As soon as we released the small flock into the run just outside the granary, Jake promptly named them Mellie and Kellie (two sprightly light brahmas), Huey, Duey and Louie (three Rhode Island Reds), Lacey (a quiet Wyandotte) and Bucca Bucca, (a stately and intimidating Barred Plymouth Rock rooster). My quiet son was enchanted with his new throng of feathered friends, feeding and watering them faithfully, and fetching surplus produce from the garden. Cherry tomatoes often set off an animated tug of war match between the hens.

A trip out to the enclosed coop inside the granary to bring in eggs each morning was akin to a treasure hunt for my 5 year old.

Soon we added more birds: leghorns, Ameraucanas, Australorps, Buff Orpingtons and Polish breeds - Jake named them all using the names of cartoon and movie characters. He was especially enamored with the bantam cochins and silkies, which he would lift up into the nesting boxes each night before turning off the lights.

His favorite hen was Kellie. This congenial little hen would run up to meet him at the fence each morning looking for a treat, cocking her head at his voice and conversing back to him with soft clucking sounds. One day I looked out the window to see her perched on his shoulder as he walked up to the house.

Kellie delights in perching on the trapeze on the kids' swing set.

"I'm taking her for a bike ride," he said. And sure enough, perched on his handle bars, the brave little bird hung on tightly as he circled the driveway, her feathers ruffling in the breeze. It wasn't uncommon to see her balancing on the trapeze of our swing set, gently swaying back and forth between Jake and his older brother Ben.

While he was too young to exhibit chickens at the Fond du Lac County Fair, he had his sights set on some of his young birds one day winning a championship. Pouring over catalogs from the hatchery with as much concentration as his brothers studied the annual Fleet Farm Christmas toy flyer, Jake circled new breeds of birds that he would someday raise.

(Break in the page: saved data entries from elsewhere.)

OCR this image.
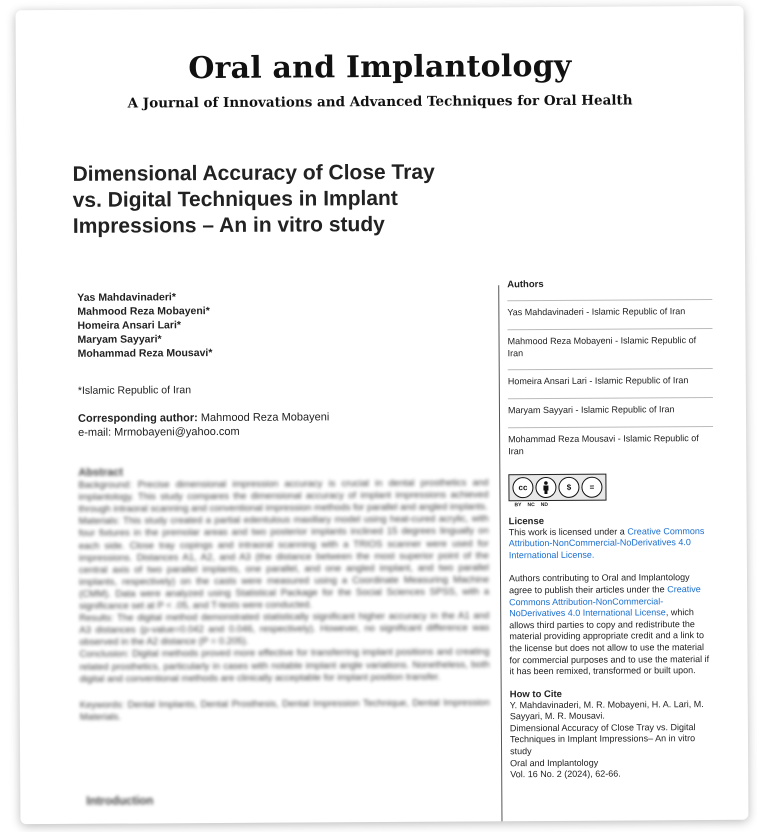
Oral and Implantology
A Journal of Innovations and Advanced Techniques for Oral Health
Dimensional Accuracy of Close Tray
vs. Digital Techniques in Implant
Impressions – An in vitro study
Yas Mahdavinaderi*
Mahmood Reza Mobayeni*
Homeira Ansari Lari*
Maryam Sayyari*
Mohammad Reza Mousavi*
*Islamic Republic of Iran
Corresponding author: Mahmood Reza Mobayeni
e-mail: Mrmobayeni@yahoo.com
Abstract

Background: Precise dimensional impression accuracy is crucial in dental prosthetics and implantology. This study compares the dimensional accuracy of implant impressions achieved through intraoral scanning and conventional impression methods for parallel and angled implants.

Materials: This study created a partial edentulous maxillary model using heat-cured acrylic, with four fixtures in the premolar areas and two posterior implants inclined 15 degrees lingually on each side. Close tray copings and intraoral scanning with a TRIOS scanner were used for impressions. Distances A1, A2, and A3 (the distance between the most superior point of the central axis of two parallel implants, one parallel, and one angled implant, and two parallel implants, respectively) on the casts were measured using a Coordinate Measuring Machine (CMM). Data were analyzed using Statistical Package for the Social Sciences SPSS, with a significance set at P < .05, and T-tests were conducted.

Results: The digital method demonstrated statistically significant higher accuracy in the A1 and A3 distances (p-value=0.042 and 0.046, respectively). However, no significant difference was observed in the A2 distance (P = 0.205).

Conclusion: Digital methods proved more effective for transferring implant positions and creating related prosthetics, particularly in cases with notable implant angle variations. Nonetheless, both digital and conventional methods are clinically acceptable for implant position transfer.

Keywords: Dental Implants, Dental Prosthesis, Dental Impression Technique, Dental Impression Materials.

Introduction
Authors
Yas Mahdavinaderi - Islamic Republic of Iran
Mahmood Reza Mobayeni - Islamic Republic of Iran
Homeira Ansari Lari - Islamic Republic of Iran
Maryam Sayyari - Islamic Republic of Iran
Mohammad Reza Mousavi - Islamic Republic of Iran
cc	$	=
BY NC ND
License
This work is licensed under a Creative Commons Attribution-NonCommercial-NoDerivatives 4.0 International License.
Authors contributing to Oral and Implantology agree to publish their articles under the Creative Commons Attribution-NonCommercial-NoDerivatives 4.0 International License, which allows third parties to copy and redistribute the material providing appropriate credit and a link to the license but does not allow to use the material for commercial purposes and to use the material if it has been remixed, transformed or built upon.
How to Cite
Y. Mahdavinaderi, M. R. Mobayeni, H. A. Lari, M. Sayyari, M. R. Mousavi.
Dimensional Accuracy of Close Tray vs. Digital Techniques in Implant Impressions– An in vitro study
Oral and Implantology
Vol. 16 No. 2 (2024), 62-66.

Pointing to two snowy white large cochins, he declared that he would buy some chicks next spring and name them Mr. and Mrs. Salt. Despite my protests that white birds would be hard to keep clean, he assured me he would personally give them baths.

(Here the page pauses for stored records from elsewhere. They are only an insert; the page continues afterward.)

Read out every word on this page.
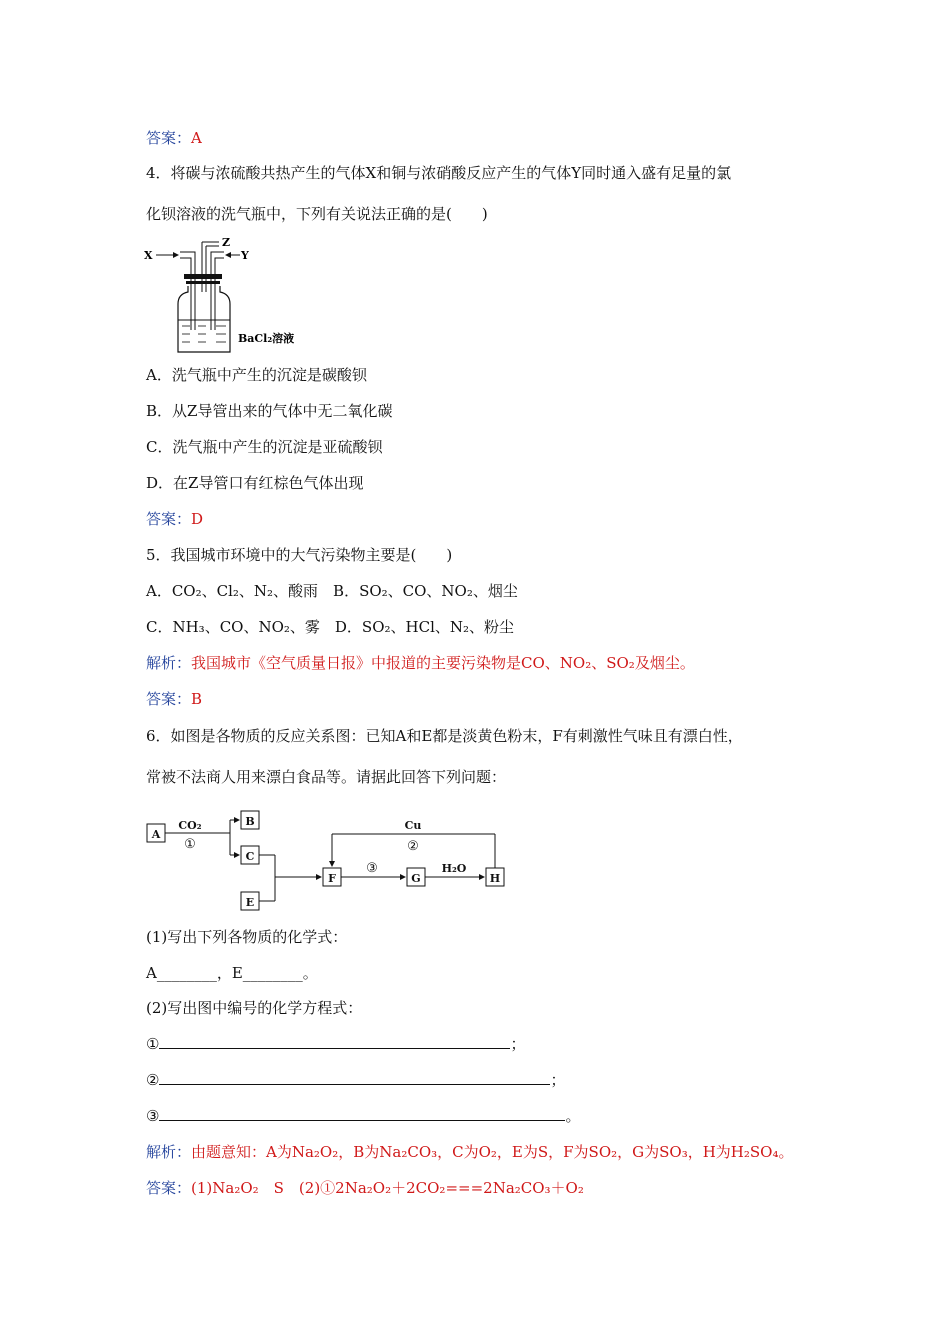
答案：A
4．将碳与浓硫酸共热产生的气体X和铜与浓硝酸反应产生的气体Y同时通入盛有足量的氯
化钡溶液的洗气瓶中，下列有关说法正确的是(　　)
X	Y
Z
BaCl₂溶液
A．洗气瓶中产生的沉淀是碳酸钡
B．从Z导管出来的气体中无二氧化碳
C．洗气瓶中产生的沉淀是亚硫酸钡
D．在Z导管口有红棕色气体出现
答案：D
5．我国城市环境中的大气污染物主要是(　　)
A．CO₂、Cl₂、N₂、酸雨　B．SO₂、CO、NO₂、烟尘
C．NH₃、CO、NO₂、雾　D．SO₂、HCl、N₂、粉尘
解析：我国城市《空气质量日报》中报道的主要污染物是CO、NO₂、SO₂及烟尘。
答案：B
6．如图是各物质的反应关系图：已知A和E都是淡黄色粉末，F有刺激性气味且有漂白性，
常被不法商人用来漂白食品等。请据此回答下列问题：
A
B
C
E
F	G	H
CO₂
①
Cu
②
③	H₂O
(1)写出下列各物质的化学式：
A________，E________。
(2)写出图中编号的化学方程式：
①	；
②	；
③	。
解析：由题意知：A为Na₂O₂，B为Na₂CO₃，C为O₂，E为S，F为SO₂，G为SO₃，H为H₂SO₄。
答案：(1)Na₂O₂　S　(2)①2Na₂O₂＋2CO₂===2Na₂CO₃＋O₂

Because Jake attended kindergarten in the afternoon, we ate lunch at 11 am, giving him plenty of time to get ready to catch the school bus. On a cool November morning, Jake and a classmate headed to the granary to collect eggs. Five minutes later Jake's friend burst through the door, "Mrs. Kottke! Jake's chickens are dead!"

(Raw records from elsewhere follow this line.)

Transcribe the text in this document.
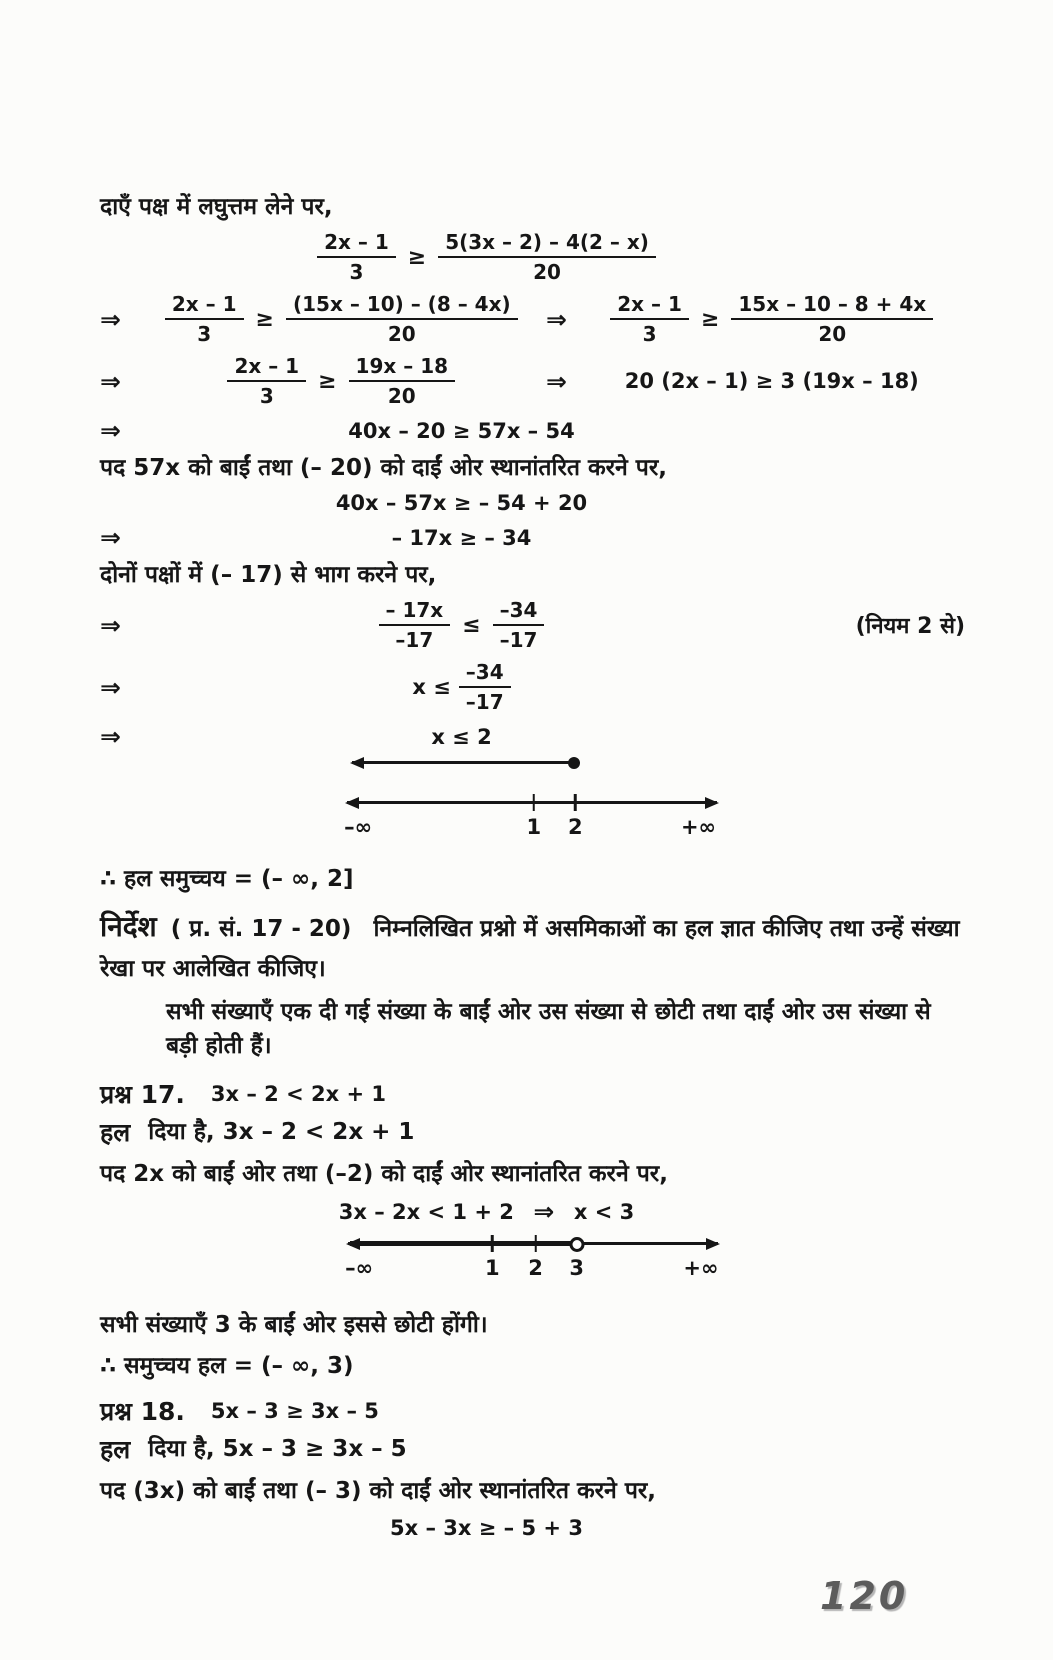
दाएँ पक्ष में लघुत्तम लेने पर,

$\frac{2x - 1}{3} \ge \frac{5(3x - 2) - 4(2 - x)}{20}$
⇒	$\frac{2x - 1}{3} \ge \frac{(15x - 10) - (8 - 4x)}{20}$	⇒	$\frac{2x - 1}{3} \ge \frac{15x - 10 - 8 + 4x}{20}$
⇒	$\frac{2x - 1}{3} \ge \frac{19x - 18}{20}$	⇒	20 (2x – 1) ≥ 3 (19x – 18)
⇒	40x – 20 ≥ 57x – 54

पद 57x को बाईं तथा (– 20) को दाईं ओर स्थानांतरित करने पर,

40x – 57x ≥ – 54 + 20
⇒	– 17x ≥ – 34

दोनों पक्षों में (– 17) से भाग करने पर,

⇒	$\frac{- 17x}{-17} \le \frac{-34}{-17}$	(नियम 2 से)
⇒	$x \le \frac{-34}{-17}$
⇒	x ≤ 2
–∞	1 2	+∞

∴ हल समुच्चय = (– ∞, 2]

निर्देश ( प्र. सं. 17 - 20) निम्नलिखित प्रश्नो में असमिकाओं का हल ज्ञात कीजिए तथा उन्हें संख्या रेखा पर आलेखित कीजिए।

सभी संख्याएँ एक दी गई संख्या के बाईं ओर उस संख्या से छोटी तथा दाईं ओर उस संख्या से बड़ी होती हैं।

प्रश्न 17. 3x – 2 < 2x + 1
हल दिया है, 3x – 2 < 2x + 1

पद 2x को बाईं ओर तथा (–2) को दाईं ओर स्थानांतरित करने पर,

3x – 2x < 1 + 2 ⇒ x < 3
–∞	1 2 3	+∞

सभी संख्याएँ 3 के बाईं ओर इससे छोटी होंगी।

∴ समुच्चय हल = (– ∞, 3)

प्रश्न 18. 5x – 3 ≥ 3x – 5
हल दिया है, 5x – 3 ≥ 3x – 5

पद (3x) को बाईं तथा (– 3) को दाईं ओर स्थानांतरित करने पर,

5x – 3x ≥ – 5 + 3
120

I ran out the door to see my son holding a dying hen in his arms. With tears streaming down his face, he asked in an agonized voice, "Mom, what happened? What killed my chickens?"

I stepped inside the coop where Jake had lovingly tended his birds to witness what looked like a massacre. Dead birds everywhere, including our fierce rooster. From the blood spattered walls near where he lay, Bucca Bucca must have put up a hell of a fight trying to defend his harem. What a horrific image to be imprinted on my young son's mind.

Unlike the smaller cochins and silkies that couldn't fly to safety, Mellie and Kellie had been spared a brutal death simply because they found refuge on the perch above. While Jake and his friend rounded up the surviving birds and took them up to the house, I collected the bodies of his beloved birds and put them into a large garbage can. What a terrible waste and now heartbreak for this trusting child.

That night as I sat on the edge of his bed, Jake asked why bad things happen.

"When you care for animals, you sometimes get attached to them because you want what's best for them. And unfortunately, sometimes they die," I said, knowing my words would take a long time for him to understand.

He looked at me with his solemn brown eyes and said, "I'll never give up! I won't let anything get at my chickens again!"

Jake hands his cochin hen Mrs. Salt to the judge at the Fond du Lac County fair. His docile bird would go on to win Champion Hen.

In the coming days we converted our water house into a fortified chicken coop and set a trap for the marauder that decimated Jake's little flock. We soon had our answer when we caught a female mink. Til this day Jake has an aversion to the creatures.

Jake kept his word. He continued to raise chickens and eventually took Mr. and Mrs. Salt to the fair where the pristine, white bird was named Champion Hen. Even though Jake has grown and moved away from home, I still have his tattered, and well-loved chicken quilt made for him by his great grandma. The threadbare quilt is covered with appliques of chickens bearing the names of his original (long gone) flock.  And there tucked on a shelf in the back of his old closet sits that trophy, a tangible sign of a little boy who refused to be beaten by a bloodthirsty mink.